The foxes have two big problems in preventing the UK from crashing out of the EU without a withdrawal agreement in place. One is that they aren’t a cohesive bunch—some were leavers, others remainers, and for different reasons. The second is their thinking can’t be summarized easily. “We want an outcome that respects the will of the 52% who voted for Brexit (without giving much thought to what that means), which provides certainty for businesses and doesn’t tank the economy" is a reasonable position. It just doesn’t fit on a placard.
Given the advantage hedgehogs have in the Brexit battle, this doesn’t look good for May. The contours of a Brexit withdrawal agreement are well-known and the room for manoeuvring now is minute. The weeks before the clock runs out are all about winning enough support to pass an agreement, which means wooing some hedgehogs and uniting more foxes.

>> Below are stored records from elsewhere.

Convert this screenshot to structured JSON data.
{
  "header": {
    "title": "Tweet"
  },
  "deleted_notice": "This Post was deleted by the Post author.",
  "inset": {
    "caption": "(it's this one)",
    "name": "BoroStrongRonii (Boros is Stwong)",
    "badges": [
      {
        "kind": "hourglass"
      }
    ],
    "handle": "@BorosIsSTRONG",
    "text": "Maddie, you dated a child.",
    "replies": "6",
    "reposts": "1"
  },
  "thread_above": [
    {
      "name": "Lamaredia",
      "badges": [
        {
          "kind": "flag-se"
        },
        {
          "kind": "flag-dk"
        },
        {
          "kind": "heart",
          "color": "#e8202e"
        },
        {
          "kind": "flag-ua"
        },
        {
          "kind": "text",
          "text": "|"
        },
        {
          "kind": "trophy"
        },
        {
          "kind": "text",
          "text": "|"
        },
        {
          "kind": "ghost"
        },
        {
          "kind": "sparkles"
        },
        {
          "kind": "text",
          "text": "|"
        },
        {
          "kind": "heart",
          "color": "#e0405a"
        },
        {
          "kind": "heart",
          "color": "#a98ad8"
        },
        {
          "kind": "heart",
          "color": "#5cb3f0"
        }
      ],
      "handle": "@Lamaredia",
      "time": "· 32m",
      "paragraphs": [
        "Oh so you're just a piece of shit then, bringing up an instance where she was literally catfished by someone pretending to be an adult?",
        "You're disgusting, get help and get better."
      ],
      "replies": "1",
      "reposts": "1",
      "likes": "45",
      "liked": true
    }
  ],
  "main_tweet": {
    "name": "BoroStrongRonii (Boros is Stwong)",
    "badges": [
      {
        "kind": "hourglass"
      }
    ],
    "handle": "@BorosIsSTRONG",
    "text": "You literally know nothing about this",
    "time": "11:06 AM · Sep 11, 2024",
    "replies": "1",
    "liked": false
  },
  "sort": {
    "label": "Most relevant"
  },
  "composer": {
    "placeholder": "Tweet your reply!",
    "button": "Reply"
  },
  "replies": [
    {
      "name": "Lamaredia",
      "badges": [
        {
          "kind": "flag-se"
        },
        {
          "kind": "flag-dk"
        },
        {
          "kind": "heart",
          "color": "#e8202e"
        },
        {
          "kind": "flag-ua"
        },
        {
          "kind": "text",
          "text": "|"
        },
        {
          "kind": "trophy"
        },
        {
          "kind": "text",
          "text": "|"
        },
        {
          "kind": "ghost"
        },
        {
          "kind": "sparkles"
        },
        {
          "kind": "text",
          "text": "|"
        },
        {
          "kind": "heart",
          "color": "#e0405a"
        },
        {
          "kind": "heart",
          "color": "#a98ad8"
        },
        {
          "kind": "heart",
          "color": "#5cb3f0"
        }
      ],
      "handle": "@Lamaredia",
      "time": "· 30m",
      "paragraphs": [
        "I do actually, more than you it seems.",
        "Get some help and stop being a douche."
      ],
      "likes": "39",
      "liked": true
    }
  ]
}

If that’s to happen, the foxes will need, at least for a time, to have one, big thing of their own: Getting an orderly Brexit deal. And hedgehogs will have to be made to feel accountable for the outcome, since the one thing that has been shown to temper their single-mindedness is accountability.
Little wonder Barnier’s gift to Raab at their first meeting was a book by Nelson Mandela’s grandson, one all about personal responsibility, adaptability and endurance. Raab, and his boss, will need it.
Therese Raphael writes editorials on European politics and economics for Bloomberg Opinion.